Luxury retailer The Conran Shop had a website redesign last week, and I’ve been checking out the new look version.
The site contains a number of expensive designer products, but is it doing enough to showcase these big ticket items?
The homepage has a clean, uncluttered look with good presentation of the featured products. I like the fact that users can click to get the price and details of the products shown, and head straight to the product page if they want to:
This seems obvious, but it is something many sites don’t do. Having used lots of valuable homepage space to promote products, it makes sense to lead customers straight to product pages if they are interested.
The drop downs on the homepage can be fiddly, since the links are small and close together, while white text on a black background can be a strain on your eyes.
If you click a sub-category from the drop-down menus, it often doesn’t bring up further sub-categories (or should it be sub-sub-categories?) on the next page, just a repetition of the labels from the drop down.
The products from the selected sub-category, in this case tea and coffee are shown, but unlike many e-commerce sites, there are no further filtered navigation options on the left hand side.
This particular category (tea & coffee) brings up 65 products, a mixture of espresso makers, kettles, teapots, mugs and more, but the refinement options, unless you are looking for products from a particular designer or collection, do little to help narrow the search:
The site search works well, returning accurate results and dealing with misspellings. It can actually be a more effective method of narrowing product selection than by browsing the site.
In general, the links are small on the site, and could be made to stand out more. For example, every product on the site search results page above has a blue ‘buy now’ link, but these links could be clearer. This also means that viewing and clicking the links on an iPad is difficult to do without plenty of pinching and zooming.
Product pages look good, but they are short on detail; delivery charges aren’t that easy to find, while there are a few irritations.
For example, there is a colour palette on the product page for this chair, which is a good feature let down by the fact that there is only one image available, so clicking on any colour but crimson will produce a ‘no photo available’ message.
While there is a broad range of prices on the site, there are many big ticket items, but the product images and options don’t do as much as they could to showcase designer furniture.
The product images are high quality, and can also be seen in full screen view, but that’s it. When viewing a chair for £5,000, it would be good to see it from different angles. The product pages would benefit from tools such as the 360 view used by Schuh, or the kind of 3D planning tools used by MyDeco.
There are links to add the product to a MyDeco wishlist, but this requires registration for new users, and it can be lengthy process to get from the Conran product page to the room planner on MyDeco.
I found that a number of products were out of stock when I arrived at the product page. While it can be annoying to find that products are unavailable, at least the site gives shoppers the options of an email notification when the product becomes available.
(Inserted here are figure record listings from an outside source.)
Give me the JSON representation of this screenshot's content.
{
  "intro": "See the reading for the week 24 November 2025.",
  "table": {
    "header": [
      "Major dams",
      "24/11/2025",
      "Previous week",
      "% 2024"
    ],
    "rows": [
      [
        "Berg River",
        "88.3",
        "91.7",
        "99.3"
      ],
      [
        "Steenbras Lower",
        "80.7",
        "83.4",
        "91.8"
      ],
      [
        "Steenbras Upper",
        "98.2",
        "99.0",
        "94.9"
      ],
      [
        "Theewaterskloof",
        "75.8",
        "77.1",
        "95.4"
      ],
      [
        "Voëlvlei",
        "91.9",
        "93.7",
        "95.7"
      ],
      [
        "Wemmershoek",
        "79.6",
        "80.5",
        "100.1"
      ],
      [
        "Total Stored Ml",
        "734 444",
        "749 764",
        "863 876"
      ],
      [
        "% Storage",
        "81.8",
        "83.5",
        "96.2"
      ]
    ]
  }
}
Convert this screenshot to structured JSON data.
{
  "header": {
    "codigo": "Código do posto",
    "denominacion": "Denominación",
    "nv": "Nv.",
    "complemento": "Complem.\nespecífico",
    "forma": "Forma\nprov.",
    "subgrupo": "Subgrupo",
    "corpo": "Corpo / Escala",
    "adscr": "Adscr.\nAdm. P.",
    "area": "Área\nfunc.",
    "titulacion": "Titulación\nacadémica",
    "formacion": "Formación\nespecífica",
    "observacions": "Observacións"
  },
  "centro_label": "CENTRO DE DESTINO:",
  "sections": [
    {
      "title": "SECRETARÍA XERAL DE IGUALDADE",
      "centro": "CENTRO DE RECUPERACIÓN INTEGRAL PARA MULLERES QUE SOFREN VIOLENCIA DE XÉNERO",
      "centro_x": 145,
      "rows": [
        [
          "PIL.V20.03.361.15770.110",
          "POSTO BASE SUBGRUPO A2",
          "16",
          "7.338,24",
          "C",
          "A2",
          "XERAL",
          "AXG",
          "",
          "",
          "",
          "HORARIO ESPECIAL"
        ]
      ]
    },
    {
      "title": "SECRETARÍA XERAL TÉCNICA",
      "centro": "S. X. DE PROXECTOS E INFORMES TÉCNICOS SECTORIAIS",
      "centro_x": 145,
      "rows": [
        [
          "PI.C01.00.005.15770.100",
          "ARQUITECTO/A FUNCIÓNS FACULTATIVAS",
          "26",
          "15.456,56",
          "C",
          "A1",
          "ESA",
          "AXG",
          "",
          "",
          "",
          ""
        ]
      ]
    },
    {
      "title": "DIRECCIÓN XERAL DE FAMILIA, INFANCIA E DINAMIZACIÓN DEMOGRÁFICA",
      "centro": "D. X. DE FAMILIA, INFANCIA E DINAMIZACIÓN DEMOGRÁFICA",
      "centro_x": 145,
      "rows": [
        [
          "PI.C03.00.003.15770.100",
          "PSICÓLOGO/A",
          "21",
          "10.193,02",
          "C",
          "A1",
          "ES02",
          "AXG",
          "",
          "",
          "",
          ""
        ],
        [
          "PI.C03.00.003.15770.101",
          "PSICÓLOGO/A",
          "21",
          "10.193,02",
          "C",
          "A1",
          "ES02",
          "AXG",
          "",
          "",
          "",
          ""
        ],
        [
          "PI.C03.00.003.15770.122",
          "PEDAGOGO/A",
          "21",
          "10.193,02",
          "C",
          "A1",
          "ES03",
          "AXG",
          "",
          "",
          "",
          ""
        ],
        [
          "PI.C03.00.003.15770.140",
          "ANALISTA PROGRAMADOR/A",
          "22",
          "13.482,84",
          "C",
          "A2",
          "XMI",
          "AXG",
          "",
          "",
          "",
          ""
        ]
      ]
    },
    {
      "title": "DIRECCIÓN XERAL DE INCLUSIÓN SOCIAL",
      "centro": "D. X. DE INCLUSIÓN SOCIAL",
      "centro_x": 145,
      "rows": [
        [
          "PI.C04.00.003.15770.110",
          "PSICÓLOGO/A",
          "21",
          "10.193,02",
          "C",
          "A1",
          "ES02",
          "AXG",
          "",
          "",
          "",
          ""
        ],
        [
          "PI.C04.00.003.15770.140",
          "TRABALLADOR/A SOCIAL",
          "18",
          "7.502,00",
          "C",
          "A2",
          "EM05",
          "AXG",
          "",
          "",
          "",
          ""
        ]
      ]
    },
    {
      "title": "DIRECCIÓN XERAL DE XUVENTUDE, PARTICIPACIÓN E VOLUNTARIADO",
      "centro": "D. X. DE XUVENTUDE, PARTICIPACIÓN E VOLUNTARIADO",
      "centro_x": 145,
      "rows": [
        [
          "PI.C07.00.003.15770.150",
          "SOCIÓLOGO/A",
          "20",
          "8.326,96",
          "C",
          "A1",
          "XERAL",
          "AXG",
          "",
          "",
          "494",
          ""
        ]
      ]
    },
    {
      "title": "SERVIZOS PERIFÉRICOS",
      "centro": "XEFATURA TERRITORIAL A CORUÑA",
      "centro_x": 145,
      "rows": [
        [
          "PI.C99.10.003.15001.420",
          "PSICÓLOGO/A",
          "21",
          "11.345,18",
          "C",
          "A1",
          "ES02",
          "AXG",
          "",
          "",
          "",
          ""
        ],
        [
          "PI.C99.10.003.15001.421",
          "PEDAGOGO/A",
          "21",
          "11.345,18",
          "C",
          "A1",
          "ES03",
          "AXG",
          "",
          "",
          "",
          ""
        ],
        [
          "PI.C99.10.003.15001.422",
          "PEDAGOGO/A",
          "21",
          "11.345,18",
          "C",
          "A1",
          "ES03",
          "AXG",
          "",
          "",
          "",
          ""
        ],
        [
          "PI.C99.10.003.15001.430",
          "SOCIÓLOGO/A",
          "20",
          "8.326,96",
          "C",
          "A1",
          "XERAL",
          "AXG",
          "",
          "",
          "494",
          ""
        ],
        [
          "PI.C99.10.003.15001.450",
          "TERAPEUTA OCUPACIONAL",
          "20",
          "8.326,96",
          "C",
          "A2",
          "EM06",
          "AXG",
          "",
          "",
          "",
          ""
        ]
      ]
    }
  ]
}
This is a good idea, but the site could also appeal to shoppers who don’t want to wait for an email by suggesting alternatives to the selected item, or else checking offline stock and pointing shoppers to the nearest store.
The pop-ups are slightly annoying too. Shoppers have to first click the basket link to leave an email address before typing it into the box, while they have to click the small cross to close the pop-up, instead of simply clicking elsewhere on the page.
Once products are added to the basket, the basket link at the top right of the page is too small, and it isn’t possible to mouse over to get a summary of contents and charges. Shopping basket links should be easier for users to find.
The site handles the issue of registration smoothly, providing a login option for existing users, while new customers can simply enter an email address and continue on to the checkout.
Later in the process, customers are offered the option of creating an account, which is a good way of capturing customer details. However, the site asks customers to open a pop-up window to see the benefits of registration, but this information would have been better explained in a couple of bullet points next to the tick box.
A contact number is visible throughout the checkout process, which is good practice, as it offers reassurance to customers and a clear channel for getting an answer to any questions about their order.
The process has not been enclosed and the top navigation options are still in place throughout the payment process.
This is now an unusual sight for website redesigns, as the top navigation bar offers a distraction for customers when retailers would like them to focus on entering address and payment details, and there are a number of links which will take them out of the process altogether.
The new Conran Shop website generally does the basics reasonably well; navigation and site search is functional, most information that customers will need is accessible, and the checkout process is smooth enough.
As Matt Curry pointed out in a previous post though, many websites have yet to deliver a luxury e-commerce experience. The Conran Shop website doesn’t really differentiate itself from most other e-commerce sites, and doesn’t do as much as it could to sell big ticket items.
Matt points out that luxury brands need to do more than simply deliver a standard e-commerce experience, and should seek to delight customers and to carry some of the in store experience online.